A short history of Leonard Cohen and jazz

In 1979, Leonard Cohen returned to the folk acoustic sounds of his earlier album with Recent Songs, which he co-produced with Henry Lewy and was released on Columbia.

The album succeeded Death of a Ladies’ Man. Released two years earlier and produced by Phil Spector, Death of a Ladies’ Man had been trashed by the critics who reputed it as an overproduced, inappropriate and chaotic mess, which completely clashed with Cohen’s downbeat nature. The odd coupling of Cohen and Spector had apparently worked well together during the month-long song-writing session but once they got to the recording studio, the paranoia of the creator of the “wall of sound” took over.


Recent Songs was to represent a new beginning for Cohen, a return to his folk acoustic style. It was also noted by critics for its jazz and gypsy folk influences, and was warmly received. The jazz influence on Cohen’s music is not coincidental.

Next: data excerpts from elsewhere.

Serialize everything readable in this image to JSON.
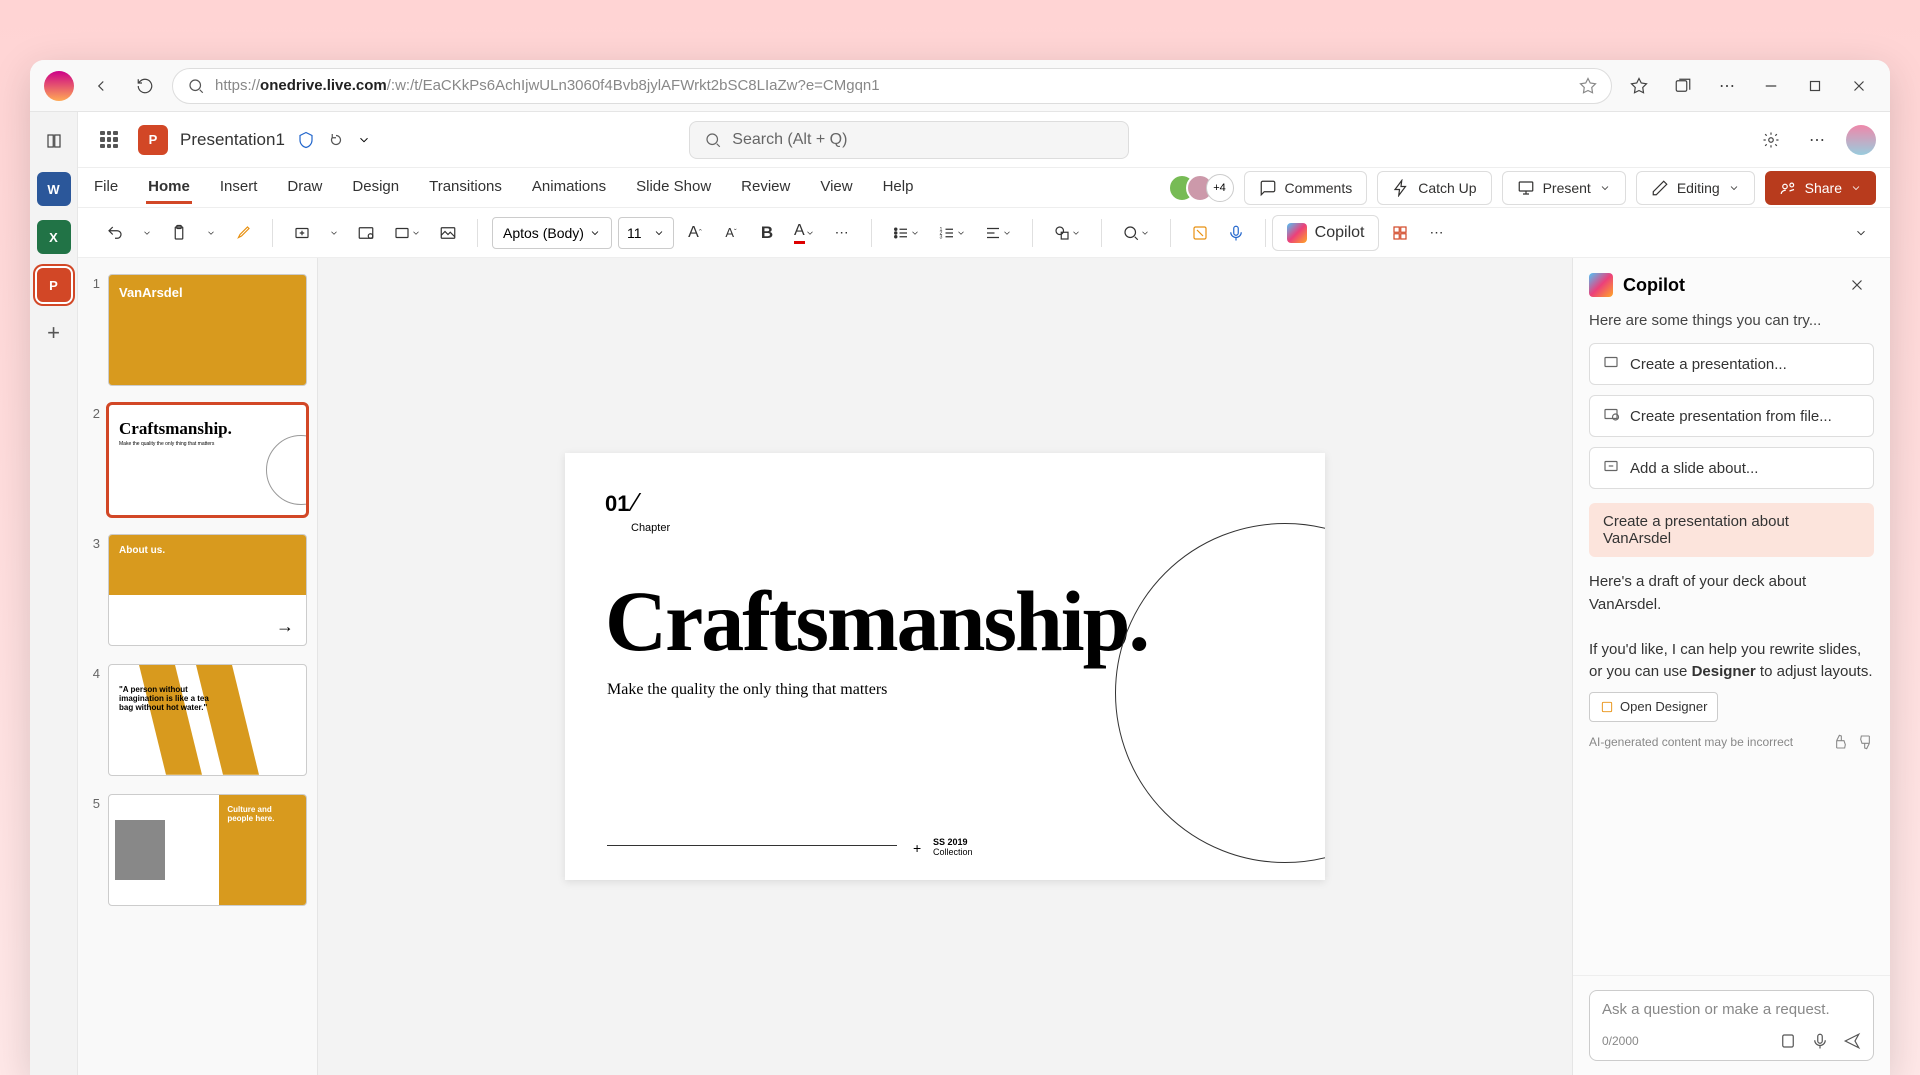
{
  "browser": {
    "url_prefix": "https://",
    "url_host": "onedrive.live.com",
    "url_path": "/:w:/t/EaCKkPs6AchIjwULn3060f4Bvb8jylAFWrkt2bSC8LIaZw?e=CMgqn1"
  },
  "header": {
    "doc_title": "Presentation1",
    "search_placeholder": "Search (Alt + Q)"
  },
  "tabs": [
    "File",
    "Home",
    "Insert",
    "Draw",
    "Design",
    "Transitions",
    "Animations",
    "Slide Show",
    "Review",
    "View",
    "Help"
  ],
  "active_tab": "Home",
  "right": {
    "more_count": "+4",
    "comments": "Comments",
    "catchup": "Catch Up",
    "present": "Present",
    "editing": "Editing",
    "share": "Share"
  },
  "toolbar": {
    "font_name": "Aptos (Body)",
    "font_size": "11",
    "copilot_label": "Copilot"
  },
  "slides": [
    {
      "num": "1",
      "type": "title",
      "bg": "#d89a1e",
      "text": "VanArsdel"
    },
    {
      "num": "2",
      "type": "craft",
      "title": "Craftsmanship.",
      "sub": "Make the quality the only thing that matters"
    },
    {
      "num": "3",
      "type": "about",
      "title": "About us."
    },
    {
      "num": "4",
      "type": "quote",
      "text": "\"A person without imagination is like a tea bag without hot water.\""
    },
    {
      "num": "5",
      "type": "culture",
      "title": "Culture and people here."
    }
  ],
  "main_slide": {
    "chapter_num": "01",
    "chapter_label": "Chapter",
    "title": "Craftsmanship.",
    "subtitle": "Make the quality the only thing that matters",
    "footer_year": "SS 2019",
    "footer_label": "Collection"
  },
  "copilot": {
    "title": "Copilot",
    "intro": "Here are some things you can try...",
    "suggestions": [
      "Create a presentation...",
      "Create presentation from file...",
      "Add a slide about..."
    ],
    "user_message": "Create a presentation about VanArsdel",
    "response1": "Here's a draft of your deck about VanArsdel.",
    "response2_a": "If you'd like, I can help you rewrite slides, or you can use ",
    "response2_b": "Designer",
    "response2_c": " to adjust layouts.",
    "chip": "Open Designer",
    "warning": "AI-generated content may be incorrect",
    "placeholder": "Ask a question or make a request.",
    "counter": "0/2000"
  }
}
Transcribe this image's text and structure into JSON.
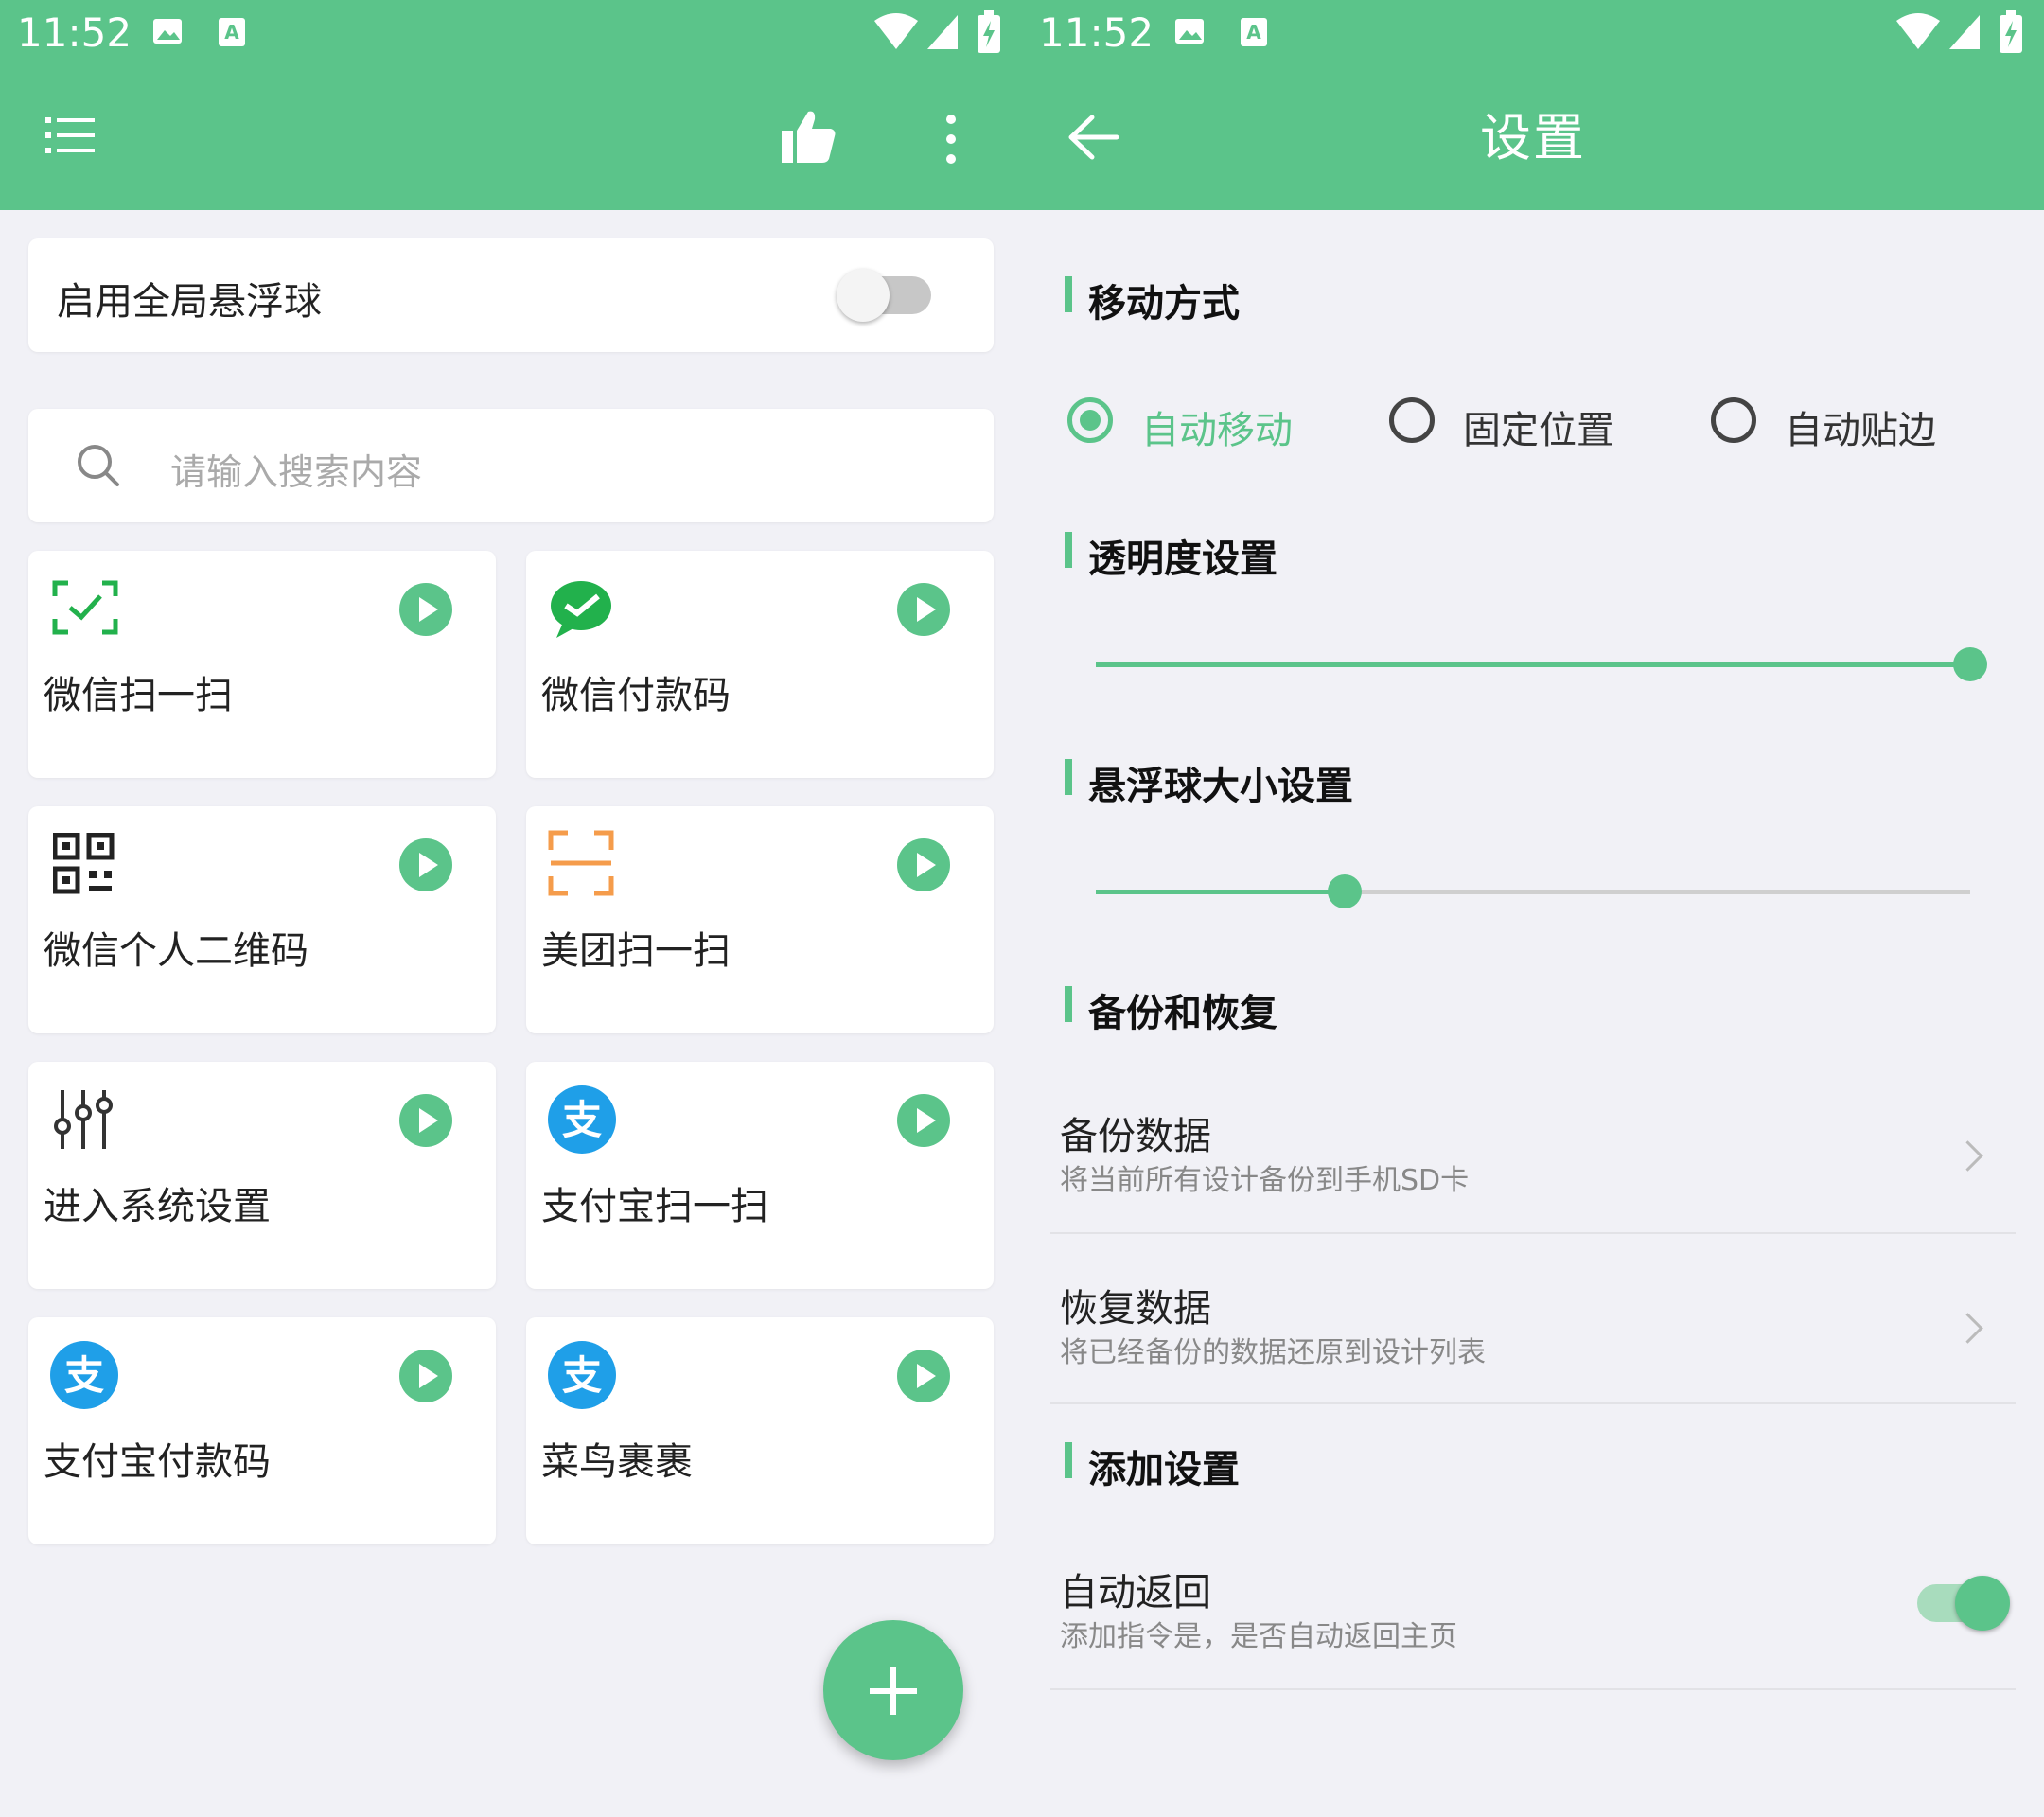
{
  "status": {
    "time_left": "11:52",
    "time_right": "11:52"
  },
  "main": {
    "global_ball_label": "启用全局悬浮球",
    "global_ball_enabled": false,
    "search_placeholder": "请输入搜索内容",
    "items": [
      {
        "label": "微信扫一扫",
        "icon": "wechat-scan-icon"
      },
      {
        "label": "微信付款码",
        "icon": "wechat-icon"
      },
      {
        "label": "微信个人二维码",
        "icon": "qr-code-icon"
      },
      {
        "label": "美团扫一扫",
        "icon": "scan-frame-icon"
      },
      {
        "label": "进入系统设置",
        "icon": "sliders-icon"
      },
      {
        "label": "支付宝扫一扫",
        "icon": "alipay-icon"
      },
      {
        "label": "支付宝付款码",
        "icon": "alipay-icon"
      },
      {
        "label": "菜鸟裹裹",
        "icon": "alipay-icon"
      }
    ]
  },
  "settings": {
    "title": "设置",
    "move_section": "移动方式",
    "move_options": [
      "自动移动",
      "固定位置",
      "自动贴边"
    ],
    "move_selected": 0,
    "opacity_section": "透明度设置",
    "opacity_value": 1.0,
    "size_section": "悬浮球大小设置",
    "size_value": 0.285,
    "backup_section": "备份和恢复",
    "backup_title": "备份数据",
    "backup_sub": "将当前所有设计备份到手机SD卡",
    "restore_title": "恢复数据",
    "restore_sub": "将已经备份的数据还原到设计列表",
    "add_section": "添加设置",
    "auto_return_title": "自动返回",
    "auto_return_sub": "添加指令是，是否自动返回主页",
    "auto_return_enabled": true
  },
  "colors": {
    "primary": "#5bc48a",
    "background": "#f1f1f6",
    "alipay": "#1f9fe8",
    "meituan": "#f59c4b",
    "wechat": "#22b14c"
  }
}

In fact, it can be seen as an organic part of his wish to start over and as originating from the early part of his music career.

Cohen became acquainted with New York City’s Beat Generation as a Columbia University post-graduate in the late-50’s. In 1957, he attended an event at the Village during which Jack Kerouac read to improvised piano music.


This event encouraged Cohen to do more performance work and over the next few years, he read and improvised poetry to jazz music. One of his most frequent collaborators was Maury Kaye, a jazz pianist and bandleader with whom he frequently played at a venue called Dunn’s Birdland in Montreal, Canada.

The origins of his career as a recording music artist reveals jazz influence as well. His first album, the age-defining Songs of Leonard Cohen (1967), found him actively collaborating with jazz bassist Willie Ruff. The intimate sound of the album, even with the introduction of orchestration during recording, was maintained as a result of the intimate setting in which the music was first composed. Elements of this sound would be insisted upon, or expanded upon, in Cohen’s following albums.

When the Spector experimentation of Death of a Ladies’ Man failed, it was time for Cohen to look back at the things that had shaped his beginnings in music. As a result, on top of less obvious jazz influences being present and scattered all over Recent Songs, tracks like “Came So Far For Beauty” and the Sinatraesque “The Smokey Night,” may represent Cohen at his most “jazzy.”

This is a part of his musical sensibilities that really comes to the fore on this album arguably more than others but also a side that he would return to frequently over the course of his career.